L’expression « contexte émergent » est souvent employée comme si elle décrivait une version un peu plus difficile d’un projet familier : même périmètre, calendrier plus long, quelques sessions de formation supplémentaires. En pratique, elle décrit un environnement de planification aux contraintes différentes, pas une version plus dure du même environnement. Les achats publics suivent un autre rythme. La connectivité est intermittente d’une manière qui paraît acceptable depuis le siège mais casse les parcours utilisateurs sur le terrain. Les profils qualifiés tournent tous les deux ou trois ans pour des raisons qu’aucun plan projet ne contrôle. Les financements sont accordés par cycles dont les dates de début et de fin coïncident rarement avec la feuille de route technique.

Un projet qui tient dans cet environnement est presque toujours un projet conçu contre ces contraintes, pas un projet conçu dans un bureau confortable et ensuite invité à fonctionner ailleurs. Le premier coût d’une mauvaise lecture est invisible au moment du design et très visible dix-huit mois plus tard, quand la plateforme bien lancée cesse d’être maintenue et, en silence, cesse d’être utilisée.

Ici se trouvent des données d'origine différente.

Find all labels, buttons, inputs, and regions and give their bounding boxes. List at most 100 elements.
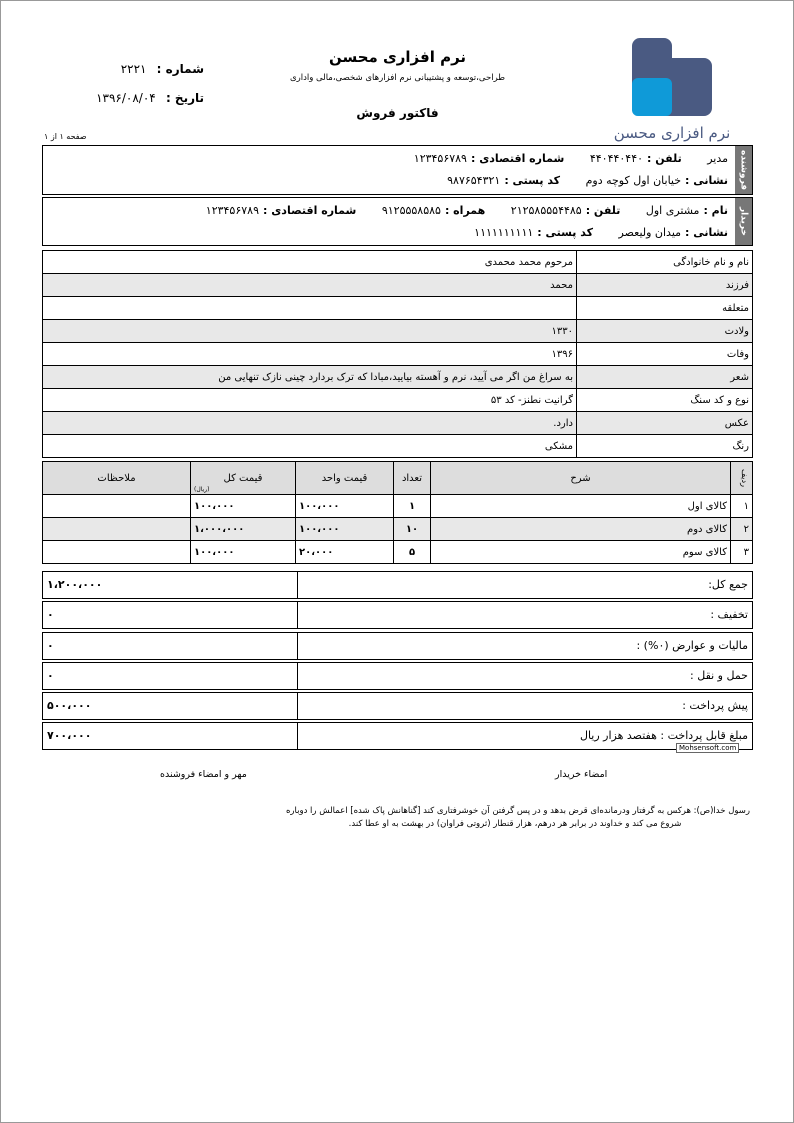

Cet article rassemble les conditions qui, par expérience, distinguent les projets qui survivent de ceux qui ne survivent pas.

Le rythme des achats et du budget vient avant la technologie

La contrainte la plus sous-estimée des projets en contexte émergent, c’est le calendrier du bailleur, du ministère ou du cycle comptable national. Une plateforme qui réclame un renouvellement d’hébergement en mars échouera si le rythme budgétaire ne libère les fonds opérationnels qu’en juin, quelle que soit la qualité de l’ingénierie. C’est aussi vrai des renouvellements de licences, des rotations de certificats, des intégrations payantes et de tout coût récurrent libellé en devise étrangère.

Concevoir pour ce rythme, c’est faire les choix d’architecture qui s’y conforment. Cela revient souvent à privilégier des solutions dont le coût récurrent peut être payé annuellement plutôt que mensuellement, à choisir des prestataires dont la devise de facturation peut effectivement être réglée par l’équipe finance sans contournement manuel, et à rédiger des contrats capables de survivre à un trou de six mois dans les versements sans désactiver le service. Rien de tout cela n’est glamour ; tout cela est décisif. Un projet qui l’ignore livre une belle plateforme qui, en année deux, est formellement opérationnelle et informellement abandonnée.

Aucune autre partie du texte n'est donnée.